O dado torna-se ainda mais preocupante quando confrontado com outra realidade: o Brasil precisa ampliar rapidamente sua capacidade de inovação, produtividade e competitividade. Para isso, depende cada vez mais de profissionais qualificados em diferentes áreas do conhecimento — da tecnologia à saúde, da gestão às ciências humanas.

Temos, portanto, uma contradição evidente. O país precisa fortalecer sua formação profissional justamente quando enfrenta dificuldades para manter os estudantes na universidade e prepará-los para um mercado de trabalho em transformação.

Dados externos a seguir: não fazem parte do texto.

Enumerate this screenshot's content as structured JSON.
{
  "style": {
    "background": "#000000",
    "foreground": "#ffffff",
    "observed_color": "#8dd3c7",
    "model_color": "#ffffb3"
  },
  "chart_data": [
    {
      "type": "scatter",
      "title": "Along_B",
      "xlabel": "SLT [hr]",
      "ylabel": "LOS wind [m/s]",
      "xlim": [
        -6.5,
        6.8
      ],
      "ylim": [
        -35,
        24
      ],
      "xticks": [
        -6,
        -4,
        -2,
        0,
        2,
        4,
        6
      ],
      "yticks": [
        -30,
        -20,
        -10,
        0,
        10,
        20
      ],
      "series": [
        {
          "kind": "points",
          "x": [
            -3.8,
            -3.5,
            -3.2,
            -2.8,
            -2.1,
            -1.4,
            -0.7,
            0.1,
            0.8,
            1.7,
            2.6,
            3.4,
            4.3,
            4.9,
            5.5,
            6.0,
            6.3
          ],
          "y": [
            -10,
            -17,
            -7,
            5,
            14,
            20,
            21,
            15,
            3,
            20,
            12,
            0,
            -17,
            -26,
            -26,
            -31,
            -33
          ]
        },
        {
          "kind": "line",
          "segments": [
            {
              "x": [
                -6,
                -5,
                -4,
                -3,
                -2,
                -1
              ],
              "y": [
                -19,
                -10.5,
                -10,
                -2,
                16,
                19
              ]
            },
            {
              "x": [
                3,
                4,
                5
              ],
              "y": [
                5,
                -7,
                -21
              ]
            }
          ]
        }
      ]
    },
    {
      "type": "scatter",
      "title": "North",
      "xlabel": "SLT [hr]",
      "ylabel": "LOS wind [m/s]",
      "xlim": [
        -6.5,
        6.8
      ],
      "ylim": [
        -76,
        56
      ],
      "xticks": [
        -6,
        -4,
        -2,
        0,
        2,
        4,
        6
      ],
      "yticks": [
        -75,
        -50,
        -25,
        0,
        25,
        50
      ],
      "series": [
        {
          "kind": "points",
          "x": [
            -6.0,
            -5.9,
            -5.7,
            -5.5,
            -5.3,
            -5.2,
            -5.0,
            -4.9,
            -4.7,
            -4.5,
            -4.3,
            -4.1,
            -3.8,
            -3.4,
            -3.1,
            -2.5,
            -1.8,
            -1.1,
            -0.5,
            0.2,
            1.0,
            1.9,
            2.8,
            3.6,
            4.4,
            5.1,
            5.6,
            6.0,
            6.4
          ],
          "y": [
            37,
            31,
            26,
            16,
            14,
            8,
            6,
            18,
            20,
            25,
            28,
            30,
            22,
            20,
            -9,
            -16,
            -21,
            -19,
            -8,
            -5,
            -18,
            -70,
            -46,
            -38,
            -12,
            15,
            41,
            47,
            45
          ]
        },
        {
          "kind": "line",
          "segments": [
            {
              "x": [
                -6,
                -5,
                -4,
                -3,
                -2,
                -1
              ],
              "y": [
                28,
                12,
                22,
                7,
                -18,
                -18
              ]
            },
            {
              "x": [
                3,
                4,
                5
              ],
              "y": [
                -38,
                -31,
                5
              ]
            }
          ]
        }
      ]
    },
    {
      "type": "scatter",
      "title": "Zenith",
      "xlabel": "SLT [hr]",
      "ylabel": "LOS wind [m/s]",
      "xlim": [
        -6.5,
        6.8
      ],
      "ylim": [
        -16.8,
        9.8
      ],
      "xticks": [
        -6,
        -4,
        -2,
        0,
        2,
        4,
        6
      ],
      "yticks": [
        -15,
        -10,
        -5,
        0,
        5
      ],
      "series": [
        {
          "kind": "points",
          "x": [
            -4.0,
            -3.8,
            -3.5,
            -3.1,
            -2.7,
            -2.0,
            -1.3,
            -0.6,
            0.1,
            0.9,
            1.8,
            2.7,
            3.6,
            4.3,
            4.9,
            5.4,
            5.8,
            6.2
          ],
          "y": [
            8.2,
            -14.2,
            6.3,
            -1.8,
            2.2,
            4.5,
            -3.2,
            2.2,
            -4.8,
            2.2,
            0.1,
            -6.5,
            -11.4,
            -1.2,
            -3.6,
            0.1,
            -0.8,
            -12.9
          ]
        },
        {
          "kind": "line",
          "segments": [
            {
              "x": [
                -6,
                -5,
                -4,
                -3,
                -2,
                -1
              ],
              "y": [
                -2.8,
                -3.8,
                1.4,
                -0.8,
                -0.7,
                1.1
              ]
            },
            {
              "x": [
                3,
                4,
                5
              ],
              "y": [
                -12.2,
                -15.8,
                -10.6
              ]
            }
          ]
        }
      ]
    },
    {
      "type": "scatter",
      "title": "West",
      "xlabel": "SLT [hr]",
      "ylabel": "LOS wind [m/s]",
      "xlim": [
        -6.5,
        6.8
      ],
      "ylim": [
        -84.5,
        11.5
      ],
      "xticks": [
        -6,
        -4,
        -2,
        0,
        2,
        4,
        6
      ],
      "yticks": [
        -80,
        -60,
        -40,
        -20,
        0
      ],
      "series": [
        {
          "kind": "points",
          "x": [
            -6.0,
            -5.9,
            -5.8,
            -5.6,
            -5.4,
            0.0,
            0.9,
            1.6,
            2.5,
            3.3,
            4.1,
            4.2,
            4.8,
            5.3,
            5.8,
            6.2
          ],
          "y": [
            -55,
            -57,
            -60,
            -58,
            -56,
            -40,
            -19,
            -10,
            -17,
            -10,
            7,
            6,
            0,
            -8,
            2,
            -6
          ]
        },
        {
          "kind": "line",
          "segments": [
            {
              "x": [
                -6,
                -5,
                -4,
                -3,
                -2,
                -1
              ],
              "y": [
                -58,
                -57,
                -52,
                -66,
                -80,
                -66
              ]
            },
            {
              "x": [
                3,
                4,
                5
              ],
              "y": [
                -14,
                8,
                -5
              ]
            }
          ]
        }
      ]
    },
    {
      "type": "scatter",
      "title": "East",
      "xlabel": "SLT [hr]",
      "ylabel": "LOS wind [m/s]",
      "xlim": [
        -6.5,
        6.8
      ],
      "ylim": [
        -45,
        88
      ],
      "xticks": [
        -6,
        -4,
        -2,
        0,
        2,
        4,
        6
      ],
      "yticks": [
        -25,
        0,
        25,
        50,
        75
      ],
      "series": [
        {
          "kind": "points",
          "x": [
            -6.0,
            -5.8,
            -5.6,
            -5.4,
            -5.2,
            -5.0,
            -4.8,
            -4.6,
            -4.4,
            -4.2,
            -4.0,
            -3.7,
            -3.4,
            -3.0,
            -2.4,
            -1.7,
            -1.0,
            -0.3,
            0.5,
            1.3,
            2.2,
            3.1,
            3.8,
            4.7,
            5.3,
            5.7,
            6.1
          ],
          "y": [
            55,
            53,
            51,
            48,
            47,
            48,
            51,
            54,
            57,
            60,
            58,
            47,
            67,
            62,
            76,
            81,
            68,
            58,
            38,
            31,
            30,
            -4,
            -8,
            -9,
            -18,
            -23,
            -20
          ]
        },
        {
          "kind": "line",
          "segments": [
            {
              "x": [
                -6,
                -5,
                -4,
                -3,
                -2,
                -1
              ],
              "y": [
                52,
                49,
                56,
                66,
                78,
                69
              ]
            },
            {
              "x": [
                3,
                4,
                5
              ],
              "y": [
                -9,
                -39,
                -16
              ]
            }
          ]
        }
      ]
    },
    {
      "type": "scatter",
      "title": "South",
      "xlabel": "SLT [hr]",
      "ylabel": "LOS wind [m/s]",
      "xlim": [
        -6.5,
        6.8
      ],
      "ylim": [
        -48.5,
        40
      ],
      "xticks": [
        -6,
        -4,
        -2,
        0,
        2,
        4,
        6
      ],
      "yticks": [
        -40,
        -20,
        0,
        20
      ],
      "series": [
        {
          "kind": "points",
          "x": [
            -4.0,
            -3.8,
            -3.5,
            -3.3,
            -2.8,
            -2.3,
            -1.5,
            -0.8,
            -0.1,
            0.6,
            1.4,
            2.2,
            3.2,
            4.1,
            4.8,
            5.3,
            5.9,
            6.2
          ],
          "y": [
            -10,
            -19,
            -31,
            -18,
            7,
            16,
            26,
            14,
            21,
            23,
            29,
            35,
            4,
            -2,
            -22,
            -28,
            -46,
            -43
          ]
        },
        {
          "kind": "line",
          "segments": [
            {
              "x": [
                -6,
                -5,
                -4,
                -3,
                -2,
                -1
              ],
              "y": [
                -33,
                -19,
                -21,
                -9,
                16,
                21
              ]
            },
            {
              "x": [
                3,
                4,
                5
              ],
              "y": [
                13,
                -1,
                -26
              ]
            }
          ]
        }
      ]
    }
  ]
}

Ao mesmo tempo, o próprio mundo do trabalho passa por mudanças profundas. Inteligência artificial, digitalização de processos e cadeias produtivas globais estão redesenhando atividades profissionais em praticamente todos os setores da economia. Sistemas automatizados já executam tarefas antes restritas a especialistas, enquanto novos desafios exigem soluções cada vez mais complexas.

Nesse cenário, dominar conhecimentos técnicos continua essencial — mas já não é suficiente. Profissionais do século XXI precisam combinar formação acadêmica com competências humanas sofisticadas. Pensamento crítico, criatividade, capacidade de adaptação e tomada de decisão tornaram-se habilidades cada vez mais valorizadas.

O relatório Future of Jobs, do Fórum Econômico Mundial, indica que quase metade das competências profissionais atuais deverá mudar até o fim da década. Organizações buscam, cada vez mais, profissionais capazes de aprender continuamente e atuar em contextos de rápida transformação tecnológica.

É nesse ambiente que ganha força o conceito de Educação 5.0. Diferentemente dos modelos tradicionais, centrados na transmissão de conteúdo, essa abordagem coloca o estudante no centro do processo formativo. Mais do que incorporar tecnologia às salas de aula, propõe integrar inovação digital, metodologias ativas e desenvolvimento socioemocional.

O objetivo deixa de ser apenas transmitir conhecimento e passa a ser formar profissionais capazes de compreender problemas complexos e construir soluções relevantes para a sociedade.

Essa mudança exige repensar profundamente a formação universitária. Currículos excessivamente fragmentados e distantes da realidade profissional contribuem para a evasão e, muitas vezes, formam profissionais pouco preparados para enfrentar os desafios contemporâneos.

Hoje, organizações e projetos profissionais envolvem equipes multidisciplinares, integração digital de processos e decisões tomadas em ambientes de alta incerteza. Nesse contexto, profissionais de diferentes áreas precisam dominar conhecimentos técnicos — mas também liderar equipes, comunicar ideias com clareza e tomar decisões estratégicas.

Reformular a formação universitária deixou de ser apenas uma necessidade educacional. É uma escolha sobre o tipo de país que o Brasil pretende ser no futuro.